Modified Kat-Palaro HF replication model heralds entry of major new competitor

Jul 18th, 2007 | Filed under: Alternative Beta & Hedge Fund Replication

In March, we learned that a reliance on monthly data to assess hedge funds might be leading us astray.  Thomas Schneeweis, Editor of the Journal of Alternative Investments, argued that daily, or even weekly, data was far superior than monthly information.

While Schneeweis was referring to the relative advantages of managed accounts at the time, the same general theme has now made its way into the debate on hedge fund replication.  Alpha Male shared a cold one with one of the luminaries of hedge fund academia a couple of months ago (a Hall of Fame member) when said guru expressed concern over the so-called “distributional replication” approach to hedge fund cloning.  In his opinion, Kat’s reliance on monthly data to pump out daily trading instructions was a source of potentially considerable error.

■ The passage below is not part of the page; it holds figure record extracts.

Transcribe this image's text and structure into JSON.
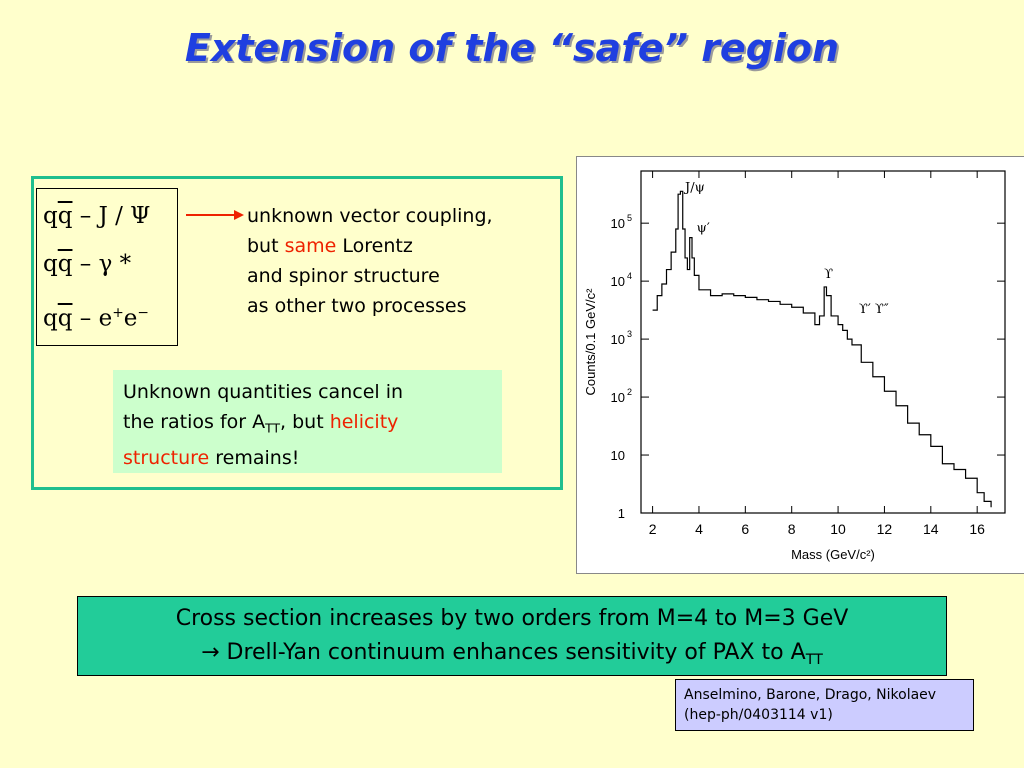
{
  "slide": {
    "title": "Extension of the “safe” region",
    "formulas": [
      {
        "prefix": "q",
        "bar": "q",
        "rest": " – J / Ψ"
      },
      {
        "prefix": "q",
        "bar": "q",
        "rest": " – γ *"
      },
      {
        "prefix": "q",
        "bar": "q",
        "rest_a": " – e",
        "sup_a": "+",
        "rest_b": "e",
        "sup_b": "−"
      }
    ],
    "vector_text": {
      "line1": "unknown vector coupling,",
      "line2_a": "but ",
      "line2_red": "same",
      "line2_b": " Lorentz",
      "line3": "and spinor structure",
      "line4": "as other two processes"
    },
    "cancel_text": {
      "line1": "Unknown quantities cancel in",
      "line2_a": "the ratios for A",
      "line2_sub": "TT",
      "line2_b": ", but ",
      "line2_red": "helicity",
      "line3_red": "structure",
      "line3_b": " remains!"
    },
    "conclusion": {
      "line1": "Cross section increases by two orders from M=4 to M=3 GeV",
      "arrow": "→",
      "line2": " Drell-Yan continuum enhances sensitivity of PAX to A",
      "line2_sub": "TT"
    },
    "reference": {
      "line1": "Anselmino, Barone, Drago, Nikolaev",
      "line2": "(hep-ph/0403114 v1)"
    },
    "colors": {
      "title": "#1f3fe0",
      "background": "#ffffcc",
      "frame": "#1fbf8f",
      "highlight": "#ee2200",
      "conclusion_bg": "#22cc99",
      "cancel_bg": "#ccffcc",
      "reference_bg": "#ccccff"
    }
  },
  "chart_data": {
    "type": "line",
    "xlabel": "Mass (GeV/c²)",
    "ylabel": "Counts/0.1 GeV/c²",
    "xlim": [
      1.5,
      17.2
    ],
    "ylim_log10": [
      0,
      5.9
    ],
    "log_y": true,
    "x_ticks": [
      2,
      4,
      6,
      8,
      10,
      12,
      14,
      16
    ],
    "y_ticks": [
      {
        "exp": 0,
        "label": "1",
        "sup": ""
      },
      {
        "exp": 1,
        "label": "10",
        "sup": ""
      },
      {
        "exp": 2,
        "label": "10",
        "sup": "2"
      },
      {
        "exp": 3,
        "label": "10",
        "sup": "3"
      },
      {
        "exp": 4,
        "label": "10",
        "sup": "4"
      },
      {
        "exp": 5,
        "label": "10",
        "sup": "5"
      }
    ],
    "series": [
      {
        "x": [
          2.0,
          2.2,
          2.4,
          2.6,
          2.8,
          3.0,
          3.1,
          3.2,
          3.3,
          3.4,
          3.5,
          3.6,
          3.7,
          3.8,
          4.0,
          4.5,
          5.0,
          5.5,
          6.0,
          6.5,
          7.0,
          7.5,
          8.0,
          8.5,
          9.0,
          9.2,
          9.4,
          9.5,
          9.7,
          10.0,
          10.2,
          10.4,
          10.6,
          11.0,
          11.5,
          12.0,
          12.5,
          13.0,
          13.5,
          14.0,
          14.5,
          15.0,
          15.5,
          16.0,
          16.3,
          16.6
        ],
        "log10_y": [
          3.5,
          3.75,
          3.95,
          4.2,
          4.5,
          4.9,
          5.5,
          5.55,
          4.9,
          4.4,
          4.2,
          4.75,
          4.4,
          4.1,
          3.85,
          3.75,
          3.78,
          3.75,
          3.72,
          3.68,
          3.65,
          3.6,
          3.55,
          3.45,
          3.25,
          3.4,
          3.9,
          3.75,
          3.4,
          3.25,
          3.15,
          3.0,
          2.9,
          2.6,
          2.35,
          2.1,
          1.85,
          1.55,
          1.35,
          1.15,
          0.85,
          0.75,
          0.6,
          0.35,
          0.2,
          0.1
        ]
      }
    ],
    "annotations": [
      {
        "text": "J/ψ",
        "x": 3.4,
        "log10_y": 5.55
      },
      {
        "text": "ψ′",
        "x": 3.9,
        "log10_y": 4.85
      },
      {
        "text": "ϒ",
        "x": 9.4,
        "log10_y": 4.05
      },
      {
        "text": "ϒ′ ϒ″",
        "x": 10.9,
        "log10_y": 3.45
      }
    ]
  }
}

Now another group of academics, backed by one of the world’s largest hedge fund investors, has attempted to address this concern.  Nicolas Papageorgiou, Bruno Remillard, and Alexandre Hocquard of Montreal’s HEC Business School have just released the first version of a paper that aims to improve on the Kat-Palaro method (available here at AllAboutAlpha.com).  Papageorgiou tells AllAboutAlpha.com that Canada’s Desjardins Global Asset Management has been quietly managing a “beta” fund since late 2006 and will be adopting this approach for an official launch in September.  So expect to see Desjardins and Papageorgiou on red carpets around the hedge fund conference circuit this Fall (including this one featuring a panel of both Papageorgiou and Kat for – with apologies to Seinfeld’s Mr. Peterman - ”a good old fashioned Kat fight“).